The phenotype_mismatch result is the one worth paying attention to. It operationalises a failure mode that exists in real clinical practice: over-weighting variant pathogenicity score at the expense of phenotypic fit. A BRCA1 frameshift is objectively "more pathogenic" than an SCN5A missense, but if your patient has long QT syndrome and not breast cancer, BRCA1 is irrelevant.

Training a 1.7B model to resist that signal — via RL reward shaping rather than instruction following — is the core thesis. The baseline confirms the model fails this task at chance. After 60 steps of GRPO with a reward function that specifically penalises decoy flags (cardiac_flag * 1.0 - decoy_flag * 0.5), performance climbs 11.4%. The model learned causal discipline, not pattern matching.

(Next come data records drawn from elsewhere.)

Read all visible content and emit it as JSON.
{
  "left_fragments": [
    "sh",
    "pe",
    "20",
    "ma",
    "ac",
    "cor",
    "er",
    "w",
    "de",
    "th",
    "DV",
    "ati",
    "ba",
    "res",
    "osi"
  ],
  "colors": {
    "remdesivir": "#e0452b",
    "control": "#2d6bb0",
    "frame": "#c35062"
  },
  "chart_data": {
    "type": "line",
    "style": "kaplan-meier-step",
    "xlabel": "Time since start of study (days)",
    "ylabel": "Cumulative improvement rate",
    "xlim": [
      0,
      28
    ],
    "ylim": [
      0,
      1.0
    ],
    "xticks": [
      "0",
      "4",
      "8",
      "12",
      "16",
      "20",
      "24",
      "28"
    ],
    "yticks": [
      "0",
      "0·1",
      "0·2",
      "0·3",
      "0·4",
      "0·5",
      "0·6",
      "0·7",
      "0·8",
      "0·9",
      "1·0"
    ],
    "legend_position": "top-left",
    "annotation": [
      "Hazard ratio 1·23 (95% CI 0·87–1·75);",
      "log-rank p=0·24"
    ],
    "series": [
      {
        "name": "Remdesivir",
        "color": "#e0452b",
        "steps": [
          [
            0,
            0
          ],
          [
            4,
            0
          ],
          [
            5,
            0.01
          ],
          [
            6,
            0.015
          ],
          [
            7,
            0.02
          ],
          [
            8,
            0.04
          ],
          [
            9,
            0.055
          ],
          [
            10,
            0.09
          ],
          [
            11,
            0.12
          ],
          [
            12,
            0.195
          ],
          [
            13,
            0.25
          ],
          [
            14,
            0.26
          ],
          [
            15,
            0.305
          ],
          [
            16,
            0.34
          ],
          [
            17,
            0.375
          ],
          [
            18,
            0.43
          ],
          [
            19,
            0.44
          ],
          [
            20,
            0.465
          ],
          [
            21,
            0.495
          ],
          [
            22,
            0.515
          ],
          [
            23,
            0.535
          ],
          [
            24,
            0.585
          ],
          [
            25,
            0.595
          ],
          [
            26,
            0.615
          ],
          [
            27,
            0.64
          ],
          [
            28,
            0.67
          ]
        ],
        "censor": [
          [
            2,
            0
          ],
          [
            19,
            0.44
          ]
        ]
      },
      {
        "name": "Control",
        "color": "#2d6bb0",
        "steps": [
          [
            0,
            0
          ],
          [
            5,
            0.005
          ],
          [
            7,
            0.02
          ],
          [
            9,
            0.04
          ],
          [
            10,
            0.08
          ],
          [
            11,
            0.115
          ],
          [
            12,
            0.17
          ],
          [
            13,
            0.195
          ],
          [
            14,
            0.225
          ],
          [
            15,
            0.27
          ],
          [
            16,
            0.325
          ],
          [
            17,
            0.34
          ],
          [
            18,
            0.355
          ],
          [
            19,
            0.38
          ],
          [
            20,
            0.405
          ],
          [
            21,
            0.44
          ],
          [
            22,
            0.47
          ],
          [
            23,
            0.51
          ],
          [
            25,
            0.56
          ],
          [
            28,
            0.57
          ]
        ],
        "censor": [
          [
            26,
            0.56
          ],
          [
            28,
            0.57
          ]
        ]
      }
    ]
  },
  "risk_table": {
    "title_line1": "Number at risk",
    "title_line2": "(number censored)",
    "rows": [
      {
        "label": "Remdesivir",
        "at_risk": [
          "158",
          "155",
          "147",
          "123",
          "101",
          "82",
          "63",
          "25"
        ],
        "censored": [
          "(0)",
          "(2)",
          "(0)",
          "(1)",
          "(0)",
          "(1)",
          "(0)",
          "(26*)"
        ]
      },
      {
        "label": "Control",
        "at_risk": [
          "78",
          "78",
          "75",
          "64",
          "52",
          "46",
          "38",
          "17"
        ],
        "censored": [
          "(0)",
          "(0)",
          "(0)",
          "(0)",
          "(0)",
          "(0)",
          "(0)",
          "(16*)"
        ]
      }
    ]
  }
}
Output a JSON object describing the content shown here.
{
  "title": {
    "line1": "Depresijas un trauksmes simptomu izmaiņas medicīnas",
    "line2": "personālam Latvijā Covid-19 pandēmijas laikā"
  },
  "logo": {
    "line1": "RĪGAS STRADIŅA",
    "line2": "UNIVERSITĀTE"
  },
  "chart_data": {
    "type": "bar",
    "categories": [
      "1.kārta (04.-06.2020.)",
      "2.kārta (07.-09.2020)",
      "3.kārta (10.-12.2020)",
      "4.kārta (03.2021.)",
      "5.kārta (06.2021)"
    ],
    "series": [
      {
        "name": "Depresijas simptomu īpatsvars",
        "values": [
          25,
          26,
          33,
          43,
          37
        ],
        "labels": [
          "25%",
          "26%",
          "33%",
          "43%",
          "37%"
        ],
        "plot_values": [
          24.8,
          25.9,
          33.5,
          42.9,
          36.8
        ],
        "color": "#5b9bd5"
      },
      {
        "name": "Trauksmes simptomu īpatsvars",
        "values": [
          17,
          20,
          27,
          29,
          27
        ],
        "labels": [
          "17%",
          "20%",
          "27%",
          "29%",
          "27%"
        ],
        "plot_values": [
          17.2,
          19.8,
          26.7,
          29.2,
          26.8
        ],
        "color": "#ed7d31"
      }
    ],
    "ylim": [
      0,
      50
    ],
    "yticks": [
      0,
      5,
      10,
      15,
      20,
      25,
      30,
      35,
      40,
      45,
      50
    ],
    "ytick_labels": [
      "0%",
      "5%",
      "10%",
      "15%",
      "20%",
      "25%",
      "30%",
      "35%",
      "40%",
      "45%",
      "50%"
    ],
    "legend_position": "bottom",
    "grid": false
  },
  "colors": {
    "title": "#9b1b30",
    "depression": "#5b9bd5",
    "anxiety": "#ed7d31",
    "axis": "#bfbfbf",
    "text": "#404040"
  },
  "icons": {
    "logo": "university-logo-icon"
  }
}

At 1.7B parameters with a 17M trainable LoRA, this is a proof of concept. The trajectory across all three tiers is consistent: RL fine-tuning moves a general-purpose LLM toward principled clinical reasoning on a task it had no prior exposure to.


Artifacts

Artifact Location
Environment server src/envs/narada/
OpenEnv spec openenv.yaml
Training script training/train.py
Training notebook training/narada_grpo.ipynb
Inference benchmark inference.py
LoRA adapter (monogenic-trained) KrishVenky/narada-detective-lora on HF
Live environment https://krishvenky-narada-env.hf.space

Built in 24 hours. Exams start tomorrow.